Kissing bugs (Hemiptera: Reduviidae: Triatominae) are able to bend their rod-like maxillae while searching for blood vessels in the tissue of their vertebrate hosts. Little is known about the working mechanisms of these bending movements and the distal opening of the food channel. We compared the morphological structure of the stylets (mandibles and maxillae) of four triatomine species and analyzed the feeding process of Dipetalogaster maxima (Uhler, 1894). The maxillae of triatomine bugs are interlocked by a tongue-and-groove system, allowing longitudinal sliding. While penetrating the host tissue, the animals perform rapid alternate back and forth movements of the maxillae. The resistance of the surrounding tissue pushes the asymmetric apex of the maxillae away from its straight path, i.e., if one individual maxilla is protracted alone, its tip curves inwards, and the other maxilla follows.

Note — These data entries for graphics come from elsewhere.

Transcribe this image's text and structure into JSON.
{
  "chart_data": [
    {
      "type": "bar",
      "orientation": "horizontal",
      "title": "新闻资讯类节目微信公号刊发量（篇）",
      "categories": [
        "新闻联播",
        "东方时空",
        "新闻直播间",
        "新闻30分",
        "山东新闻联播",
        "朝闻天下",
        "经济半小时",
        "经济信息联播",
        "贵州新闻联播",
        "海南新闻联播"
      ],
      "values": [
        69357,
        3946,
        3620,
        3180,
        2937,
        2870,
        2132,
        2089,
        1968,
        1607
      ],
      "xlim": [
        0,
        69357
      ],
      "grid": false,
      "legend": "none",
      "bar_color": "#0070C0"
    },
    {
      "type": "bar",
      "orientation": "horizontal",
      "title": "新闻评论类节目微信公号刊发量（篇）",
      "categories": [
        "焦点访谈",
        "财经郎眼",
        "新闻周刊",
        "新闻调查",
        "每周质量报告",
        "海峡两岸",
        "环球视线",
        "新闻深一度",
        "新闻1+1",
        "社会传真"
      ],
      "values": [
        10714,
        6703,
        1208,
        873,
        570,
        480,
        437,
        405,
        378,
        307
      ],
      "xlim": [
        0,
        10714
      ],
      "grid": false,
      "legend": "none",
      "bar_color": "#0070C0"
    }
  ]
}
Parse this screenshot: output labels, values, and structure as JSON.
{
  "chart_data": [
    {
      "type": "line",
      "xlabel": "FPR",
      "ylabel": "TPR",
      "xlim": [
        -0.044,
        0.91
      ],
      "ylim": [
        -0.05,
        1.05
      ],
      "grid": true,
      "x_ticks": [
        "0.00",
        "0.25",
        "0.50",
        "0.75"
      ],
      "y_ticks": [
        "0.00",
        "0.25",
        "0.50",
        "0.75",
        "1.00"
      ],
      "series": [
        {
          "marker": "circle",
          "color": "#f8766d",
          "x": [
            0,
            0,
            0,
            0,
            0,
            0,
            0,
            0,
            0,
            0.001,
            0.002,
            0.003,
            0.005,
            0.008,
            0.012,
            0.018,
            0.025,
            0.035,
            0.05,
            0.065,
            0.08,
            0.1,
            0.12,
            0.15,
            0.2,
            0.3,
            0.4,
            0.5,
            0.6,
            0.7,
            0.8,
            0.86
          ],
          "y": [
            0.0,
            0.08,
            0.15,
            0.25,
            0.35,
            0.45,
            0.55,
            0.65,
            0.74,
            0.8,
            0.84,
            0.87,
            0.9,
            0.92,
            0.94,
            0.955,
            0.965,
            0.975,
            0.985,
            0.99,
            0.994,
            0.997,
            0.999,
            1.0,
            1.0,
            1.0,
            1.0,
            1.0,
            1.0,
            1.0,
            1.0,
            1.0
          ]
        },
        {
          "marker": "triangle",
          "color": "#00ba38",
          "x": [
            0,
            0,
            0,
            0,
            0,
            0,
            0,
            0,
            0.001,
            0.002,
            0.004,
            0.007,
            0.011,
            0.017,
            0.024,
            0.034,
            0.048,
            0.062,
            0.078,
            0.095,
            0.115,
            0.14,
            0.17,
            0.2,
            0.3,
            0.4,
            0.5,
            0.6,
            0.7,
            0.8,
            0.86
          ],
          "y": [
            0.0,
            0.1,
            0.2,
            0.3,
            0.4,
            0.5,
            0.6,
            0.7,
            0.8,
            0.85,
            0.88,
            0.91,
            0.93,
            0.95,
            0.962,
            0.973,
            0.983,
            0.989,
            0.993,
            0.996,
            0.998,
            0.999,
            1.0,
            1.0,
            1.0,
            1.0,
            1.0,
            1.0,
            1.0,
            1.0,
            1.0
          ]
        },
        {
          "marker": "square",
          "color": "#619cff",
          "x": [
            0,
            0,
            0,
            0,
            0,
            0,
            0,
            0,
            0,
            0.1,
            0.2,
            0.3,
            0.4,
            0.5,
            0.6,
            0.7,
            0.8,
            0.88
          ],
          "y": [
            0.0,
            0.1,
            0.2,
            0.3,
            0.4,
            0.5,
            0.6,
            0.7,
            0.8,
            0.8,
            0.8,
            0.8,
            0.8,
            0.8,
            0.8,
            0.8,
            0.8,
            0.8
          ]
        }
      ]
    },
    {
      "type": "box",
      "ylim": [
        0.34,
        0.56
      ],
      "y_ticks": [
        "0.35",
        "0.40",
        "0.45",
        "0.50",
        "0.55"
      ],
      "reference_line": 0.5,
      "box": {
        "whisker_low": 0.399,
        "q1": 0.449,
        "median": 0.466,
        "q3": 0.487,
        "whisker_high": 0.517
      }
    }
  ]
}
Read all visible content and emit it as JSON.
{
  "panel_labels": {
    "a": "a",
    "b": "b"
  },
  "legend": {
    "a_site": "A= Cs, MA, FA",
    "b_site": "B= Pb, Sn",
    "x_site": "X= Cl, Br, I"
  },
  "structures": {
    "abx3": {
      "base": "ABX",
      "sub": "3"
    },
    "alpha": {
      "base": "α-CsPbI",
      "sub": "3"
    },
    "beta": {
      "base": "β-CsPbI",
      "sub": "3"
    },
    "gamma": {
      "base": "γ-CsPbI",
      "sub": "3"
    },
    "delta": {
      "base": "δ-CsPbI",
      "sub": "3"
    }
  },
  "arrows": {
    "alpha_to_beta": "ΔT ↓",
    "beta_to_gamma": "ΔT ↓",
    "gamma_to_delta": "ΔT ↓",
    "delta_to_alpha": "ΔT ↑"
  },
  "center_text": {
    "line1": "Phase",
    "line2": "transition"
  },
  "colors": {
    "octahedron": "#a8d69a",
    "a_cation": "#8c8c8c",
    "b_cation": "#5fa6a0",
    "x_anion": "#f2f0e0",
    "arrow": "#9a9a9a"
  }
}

Once a blood vessel is tapped, the spine-like tip of the left maxilla splays outwards. Apically, each of the maxillae features an abutment, the left one exhibiting a notch that presumably facilitates splaying. The mechanical interaction of the two maxillary abutments enables the distal opening of the food channel but might also support the movements of the maxillary bundle attributable to different bending moment distributions.

接吻的臭虫（半翅目：Reduviidae：Triatominae）能够弯曲杆状上颌，同时在脊椎动物宿主的组织中寻找血管。对于这些弯曲运动和食物通道的远侧开口的工作机理知之甚少。我们比较了四种三角藻种类的通心粉（下颌骨和上颌骨）的形态结构，并分析了最大的Dipetalogaster的取食过程（Uhle​​r，1894）。三角榫bug的上颚由舌沟系统互锁，从而允许纵向滑动。在穿透宿主组织的同时，动物进行上颌骨的快速交替来回运动。周围组织的阻力将上颌骨的不对称顶点推离其笔直路径，即，如果一个上颌骨单独伸出，其尖端向内弯曲，而另一上颌骨则跟随其后。轻拍血管后，左上颌骨的脊柱状尖端向外张开。根尖上，每个上颌都有一个基台，左上有一个可能有助于张开的凹口。